Flaming Lips Frontman Wayne Coyne To Make Museum Debut With Outsider Artists

Wayne Coyne.

Wayne Coyne, the eccentric frontman of psychedelic rock outfit the Flaming Lips, will make his museum debut with an art installation at Baltimore’s American Visionary Art Museum, which specializes in showcasing outsider and self-taught artists.

King’s Mouth, a large, immersive installation in silver and Day-Glo colors that opens October 3 will be one of the centerpieces of “The Big Hope Show,” a group show, according to a press release, set to explore themes of “hope and transcendent survival.”

The American Visionary Art Museum. Photo: Flickr.

The American Visionary Art Museum.
Photo: Flickr.

The Flaming Lips are widely known for putting on elaborate, artistic displays during their concerts, so it comes as no surprise that Coyne would be keen to make a name for himself in the visual arts arena. He’s also recently struck up an unlikely friendship with pop star turned outsider artist Miley Cyrus.

“Wayne Coyne’s work is among the most jubilant in our “The Big Hope Show,” American Visionary founder and curator Rebecca Hoffberger told Rolling Stone. “Surviving a violent, near-death experience awakened in him a joy and a tsunami of endless creativity rarely seen in anyone.

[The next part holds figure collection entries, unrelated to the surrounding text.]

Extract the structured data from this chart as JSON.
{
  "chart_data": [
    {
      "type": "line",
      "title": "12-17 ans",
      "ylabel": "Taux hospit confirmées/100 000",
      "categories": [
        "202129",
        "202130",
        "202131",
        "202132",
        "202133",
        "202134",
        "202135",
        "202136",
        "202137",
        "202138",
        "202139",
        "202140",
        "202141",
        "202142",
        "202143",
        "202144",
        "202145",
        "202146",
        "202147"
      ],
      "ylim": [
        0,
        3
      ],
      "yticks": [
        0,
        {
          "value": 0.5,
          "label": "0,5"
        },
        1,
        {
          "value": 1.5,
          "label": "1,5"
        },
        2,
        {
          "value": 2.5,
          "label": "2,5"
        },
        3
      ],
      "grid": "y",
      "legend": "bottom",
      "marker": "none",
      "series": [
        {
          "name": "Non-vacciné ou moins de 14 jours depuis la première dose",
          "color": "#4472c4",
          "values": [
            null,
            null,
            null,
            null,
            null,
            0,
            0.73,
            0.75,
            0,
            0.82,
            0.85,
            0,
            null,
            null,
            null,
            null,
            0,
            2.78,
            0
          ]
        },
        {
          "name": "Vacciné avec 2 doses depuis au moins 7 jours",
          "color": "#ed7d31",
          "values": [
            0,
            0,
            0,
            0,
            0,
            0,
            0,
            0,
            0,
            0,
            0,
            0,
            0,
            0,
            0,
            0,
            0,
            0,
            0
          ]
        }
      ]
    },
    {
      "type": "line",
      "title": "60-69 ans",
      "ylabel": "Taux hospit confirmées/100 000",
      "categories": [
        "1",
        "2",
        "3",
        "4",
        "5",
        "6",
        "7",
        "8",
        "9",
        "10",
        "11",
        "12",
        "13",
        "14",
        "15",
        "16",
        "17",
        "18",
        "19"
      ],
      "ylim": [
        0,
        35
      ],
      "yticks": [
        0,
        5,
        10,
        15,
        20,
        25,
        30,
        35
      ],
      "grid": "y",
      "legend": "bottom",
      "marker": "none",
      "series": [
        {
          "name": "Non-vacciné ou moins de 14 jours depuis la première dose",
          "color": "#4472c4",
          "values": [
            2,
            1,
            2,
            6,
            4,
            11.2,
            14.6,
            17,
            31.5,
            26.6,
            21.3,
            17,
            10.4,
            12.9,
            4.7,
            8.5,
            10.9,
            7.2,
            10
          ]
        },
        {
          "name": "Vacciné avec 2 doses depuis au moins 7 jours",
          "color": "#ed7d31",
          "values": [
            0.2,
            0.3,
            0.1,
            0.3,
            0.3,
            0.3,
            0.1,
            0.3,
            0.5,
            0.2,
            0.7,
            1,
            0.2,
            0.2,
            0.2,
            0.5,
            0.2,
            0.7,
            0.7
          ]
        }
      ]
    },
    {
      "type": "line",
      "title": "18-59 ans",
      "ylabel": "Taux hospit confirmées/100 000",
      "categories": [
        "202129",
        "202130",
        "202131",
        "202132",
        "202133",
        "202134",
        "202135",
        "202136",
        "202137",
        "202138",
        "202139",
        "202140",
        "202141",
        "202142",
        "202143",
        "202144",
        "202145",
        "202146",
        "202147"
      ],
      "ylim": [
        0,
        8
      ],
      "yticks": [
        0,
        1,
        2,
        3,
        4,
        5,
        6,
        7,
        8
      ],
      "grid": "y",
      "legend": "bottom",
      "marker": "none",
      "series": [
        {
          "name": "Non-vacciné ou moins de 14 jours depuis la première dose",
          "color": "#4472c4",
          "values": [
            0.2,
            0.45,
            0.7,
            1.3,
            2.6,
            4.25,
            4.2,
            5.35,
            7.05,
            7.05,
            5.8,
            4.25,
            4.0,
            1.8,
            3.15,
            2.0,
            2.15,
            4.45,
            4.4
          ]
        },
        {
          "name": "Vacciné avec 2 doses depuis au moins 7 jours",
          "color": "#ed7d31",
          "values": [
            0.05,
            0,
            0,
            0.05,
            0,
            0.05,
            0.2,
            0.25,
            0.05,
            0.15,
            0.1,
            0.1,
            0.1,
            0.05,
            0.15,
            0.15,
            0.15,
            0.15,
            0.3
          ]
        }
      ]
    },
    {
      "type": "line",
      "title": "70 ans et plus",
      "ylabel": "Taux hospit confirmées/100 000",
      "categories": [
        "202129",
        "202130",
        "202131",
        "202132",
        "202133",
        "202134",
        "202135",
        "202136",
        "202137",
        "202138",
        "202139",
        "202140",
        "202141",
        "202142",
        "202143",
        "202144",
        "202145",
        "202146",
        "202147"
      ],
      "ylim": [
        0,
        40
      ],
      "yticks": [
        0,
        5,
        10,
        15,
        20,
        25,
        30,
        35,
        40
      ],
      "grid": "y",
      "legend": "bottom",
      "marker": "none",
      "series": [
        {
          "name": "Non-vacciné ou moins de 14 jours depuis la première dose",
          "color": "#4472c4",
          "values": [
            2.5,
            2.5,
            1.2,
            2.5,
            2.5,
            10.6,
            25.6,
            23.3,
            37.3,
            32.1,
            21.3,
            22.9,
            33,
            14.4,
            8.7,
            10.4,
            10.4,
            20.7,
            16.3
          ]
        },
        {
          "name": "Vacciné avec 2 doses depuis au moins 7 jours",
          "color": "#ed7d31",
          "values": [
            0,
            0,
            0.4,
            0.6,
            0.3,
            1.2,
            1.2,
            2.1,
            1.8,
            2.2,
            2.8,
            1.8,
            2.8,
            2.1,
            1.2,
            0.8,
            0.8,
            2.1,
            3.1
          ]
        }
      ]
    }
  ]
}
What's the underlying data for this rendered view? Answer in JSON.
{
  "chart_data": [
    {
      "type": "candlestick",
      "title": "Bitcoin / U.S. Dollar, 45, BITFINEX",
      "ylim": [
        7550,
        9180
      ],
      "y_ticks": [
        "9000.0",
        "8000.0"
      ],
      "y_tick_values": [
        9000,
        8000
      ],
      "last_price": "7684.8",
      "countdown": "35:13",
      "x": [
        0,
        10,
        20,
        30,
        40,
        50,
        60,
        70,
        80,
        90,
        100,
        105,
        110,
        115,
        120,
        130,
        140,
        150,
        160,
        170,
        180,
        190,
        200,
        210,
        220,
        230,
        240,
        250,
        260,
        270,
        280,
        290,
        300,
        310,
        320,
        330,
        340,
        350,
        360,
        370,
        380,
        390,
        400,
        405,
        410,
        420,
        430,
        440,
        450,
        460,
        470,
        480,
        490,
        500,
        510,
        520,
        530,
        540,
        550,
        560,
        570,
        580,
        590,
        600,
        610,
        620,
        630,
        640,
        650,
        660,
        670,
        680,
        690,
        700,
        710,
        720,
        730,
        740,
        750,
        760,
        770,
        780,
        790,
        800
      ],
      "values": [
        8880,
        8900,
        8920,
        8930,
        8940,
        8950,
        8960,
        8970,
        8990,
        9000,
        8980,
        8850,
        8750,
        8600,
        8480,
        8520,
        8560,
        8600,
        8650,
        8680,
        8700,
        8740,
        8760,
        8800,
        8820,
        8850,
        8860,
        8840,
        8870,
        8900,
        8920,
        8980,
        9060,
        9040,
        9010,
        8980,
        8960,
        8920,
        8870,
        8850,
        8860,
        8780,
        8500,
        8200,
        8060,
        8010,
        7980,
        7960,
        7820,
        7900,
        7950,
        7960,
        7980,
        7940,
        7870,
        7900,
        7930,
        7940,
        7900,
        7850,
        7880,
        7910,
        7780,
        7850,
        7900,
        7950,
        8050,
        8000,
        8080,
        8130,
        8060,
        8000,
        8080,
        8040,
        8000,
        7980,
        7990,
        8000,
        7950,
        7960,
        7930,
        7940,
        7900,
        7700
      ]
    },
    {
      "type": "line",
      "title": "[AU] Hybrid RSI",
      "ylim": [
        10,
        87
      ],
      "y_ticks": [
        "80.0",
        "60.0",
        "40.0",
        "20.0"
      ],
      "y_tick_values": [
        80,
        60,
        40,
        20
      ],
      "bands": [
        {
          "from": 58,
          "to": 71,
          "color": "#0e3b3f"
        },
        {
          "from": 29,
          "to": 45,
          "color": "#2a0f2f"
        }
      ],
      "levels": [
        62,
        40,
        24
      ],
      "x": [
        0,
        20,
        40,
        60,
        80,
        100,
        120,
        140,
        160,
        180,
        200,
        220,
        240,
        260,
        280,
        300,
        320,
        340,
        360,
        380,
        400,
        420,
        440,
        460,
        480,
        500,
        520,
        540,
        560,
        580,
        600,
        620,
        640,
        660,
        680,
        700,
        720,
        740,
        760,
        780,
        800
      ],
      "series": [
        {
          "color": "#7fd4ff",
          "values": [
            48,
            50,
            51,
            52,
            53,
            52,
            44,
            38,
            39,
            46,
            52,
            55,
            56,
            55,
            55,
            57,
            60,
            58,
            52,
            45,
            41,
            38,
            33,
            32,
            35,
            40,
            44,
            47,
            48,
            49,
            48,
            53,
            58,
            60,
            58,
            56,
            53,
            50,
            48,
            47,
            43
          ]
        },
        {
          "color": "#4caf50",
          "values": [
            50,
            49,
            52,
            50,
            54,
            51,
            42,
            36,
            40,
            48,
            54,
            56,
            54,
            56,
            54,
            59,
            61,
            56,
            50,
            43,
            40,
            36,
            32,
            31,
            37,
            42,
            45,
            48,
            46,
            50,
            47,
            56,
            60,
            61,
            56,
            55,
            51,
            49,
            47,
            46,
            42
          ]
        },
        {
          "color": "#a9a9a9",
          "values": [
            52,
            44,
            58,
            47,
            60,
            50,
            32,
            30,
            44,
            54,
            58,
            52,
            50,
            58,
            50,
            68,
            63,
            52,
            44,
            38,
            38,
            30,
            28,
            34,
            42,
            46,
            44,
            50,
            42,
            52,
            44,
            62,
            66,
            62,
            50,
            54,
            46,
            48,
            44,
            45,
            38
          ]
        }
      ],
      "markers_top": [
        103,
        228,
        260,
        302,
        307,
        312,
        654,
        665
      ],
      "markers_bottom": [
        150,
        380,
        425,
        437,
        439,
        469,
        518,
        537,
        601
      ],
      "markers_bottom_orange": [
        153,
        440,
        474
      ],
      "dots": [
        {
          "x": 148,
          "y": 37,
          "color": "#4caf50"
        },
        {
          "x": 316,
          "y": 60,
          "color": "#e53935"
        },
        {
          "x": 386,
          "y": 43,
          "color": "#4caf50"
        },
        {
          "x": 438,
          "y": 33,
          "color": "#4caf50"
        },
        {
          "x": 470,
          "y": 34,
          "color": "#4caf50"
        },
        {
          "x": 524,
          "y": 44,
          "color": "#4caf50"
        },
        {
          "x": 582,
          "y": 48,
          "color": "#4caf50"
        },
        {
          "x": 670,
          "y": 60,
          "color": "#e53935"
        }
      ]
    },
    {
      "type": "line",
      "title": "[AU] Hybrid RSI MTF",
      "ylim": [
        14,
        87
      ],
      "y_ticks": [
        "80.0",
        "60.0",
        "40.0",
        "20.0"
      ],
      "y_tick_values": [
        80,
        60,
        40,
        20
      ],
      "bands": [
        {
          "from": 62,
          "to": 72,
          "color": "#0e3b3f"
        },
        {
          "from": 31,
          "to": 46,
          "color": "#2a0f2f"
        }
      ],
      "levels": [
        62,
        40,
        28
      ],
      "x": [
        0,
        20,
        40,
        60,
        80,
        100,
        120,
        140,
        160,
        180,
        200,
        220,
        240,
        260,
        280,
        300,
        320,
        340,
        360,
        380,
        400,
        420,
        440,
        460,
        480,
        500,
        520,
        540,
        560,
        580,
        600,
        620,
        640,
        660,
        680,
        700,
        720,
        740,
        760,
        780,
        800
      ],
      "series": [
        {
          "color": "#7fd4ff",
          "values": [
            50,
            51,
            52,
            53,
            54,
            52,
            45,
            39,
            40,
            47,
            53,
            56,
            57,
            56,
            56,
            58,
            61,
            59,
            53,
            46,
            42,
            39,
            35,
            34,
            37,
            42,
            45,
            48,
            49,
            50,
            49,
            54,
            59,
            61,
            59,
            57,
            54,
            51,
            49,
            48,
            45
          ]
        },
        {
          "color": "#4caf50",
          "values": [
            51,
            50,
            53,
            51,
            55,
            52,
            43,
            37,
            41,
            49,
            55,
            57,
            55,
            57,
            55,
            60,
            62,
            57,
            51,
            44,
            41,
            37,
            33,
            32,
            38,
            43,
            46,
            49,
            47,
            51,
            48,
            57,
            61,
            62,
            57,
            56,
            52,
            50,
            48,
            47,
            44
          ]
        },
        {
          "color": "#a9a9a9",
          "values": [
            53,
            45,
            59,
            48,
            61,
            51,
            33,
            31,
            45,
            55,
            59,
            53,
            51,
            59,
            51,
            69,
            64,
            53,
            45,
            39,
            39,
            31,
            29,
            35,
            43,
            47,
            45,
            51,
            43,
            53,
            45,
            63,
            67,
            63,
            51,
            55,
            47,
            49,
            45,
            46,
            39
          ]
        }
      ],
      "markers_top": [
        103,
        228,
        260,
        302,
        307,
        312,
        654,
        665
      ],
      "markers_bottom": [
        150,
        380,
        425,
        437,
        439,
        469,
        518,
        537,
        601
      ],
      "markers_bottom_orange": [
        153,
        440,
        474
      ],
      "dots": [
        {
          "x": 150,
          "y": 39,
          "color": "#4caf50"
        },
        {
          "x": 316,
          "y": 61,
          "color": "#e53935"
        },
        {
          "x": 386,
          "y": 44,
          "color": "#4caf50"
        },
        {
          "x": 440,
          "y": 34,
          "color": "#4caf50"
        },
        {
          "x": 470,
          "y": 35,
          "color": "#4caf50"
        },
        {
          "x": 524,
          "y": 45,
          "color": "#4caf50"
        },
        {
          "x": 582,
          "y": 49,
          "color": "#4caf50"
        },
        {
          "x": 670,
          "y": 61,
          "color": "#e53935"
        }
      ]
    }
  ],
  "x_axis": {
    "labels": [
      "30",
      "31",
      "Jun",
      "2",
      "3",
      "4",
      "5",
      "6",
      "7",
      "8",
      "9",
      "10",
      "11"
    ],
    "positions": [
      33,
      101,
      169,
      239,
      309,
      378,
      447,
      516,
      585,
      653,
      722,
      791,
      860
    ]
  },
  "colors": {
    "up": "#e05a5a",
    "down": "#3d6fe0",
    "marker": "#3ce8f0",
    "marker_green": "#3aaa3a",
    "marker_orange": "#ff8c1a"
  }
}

His drawings remind me of those most beloved by Saint-Exupéry; his lyrics are poetry.”

Hoffberger was referring to the time Coyne was held up at gunpoint when he was 17 years old while working at Long John Silvers in his hometown of Oklahoma City. “We all laid on the ground. I thought, ‘Fuck, this is… this is it,’” Coyne told Rolling Stone in 2014. “Obviously they robbed us and left and didn’t kill me…We all cried.” Coyne credits the experience with helping him realize the things that make life worth living.

Wayne Coyne, The King's Mouth. Photo: Courtesy American Visionary Art Museum.

Wayne Coyne, King’s Mouth.
Photo: Courtesy American Visionary Art Museum.

While Coyne is best recognized for his work as a musician, he’s been quietly making visual art for years, creating not only album covers for the band, but also films, comic books, paintings, and installations. He even runs a gallery complex (that includes a store and a creative production house) in Oklahoma City called The Womb, which features a massive spin painting that he created with Damien Hirst.

“I’m mostly a visual artist, I think,” he told Hyperallergic in 2013.

“The Big Hope Show” will be his first museum display, and he’ll be doing it in good company. Featured alongside Coyne’s will be the work of photographer Bob Adams, who is also John Waters longtime producer, painter Margaret Munz-Losch, and artist/activist Jackie Summell.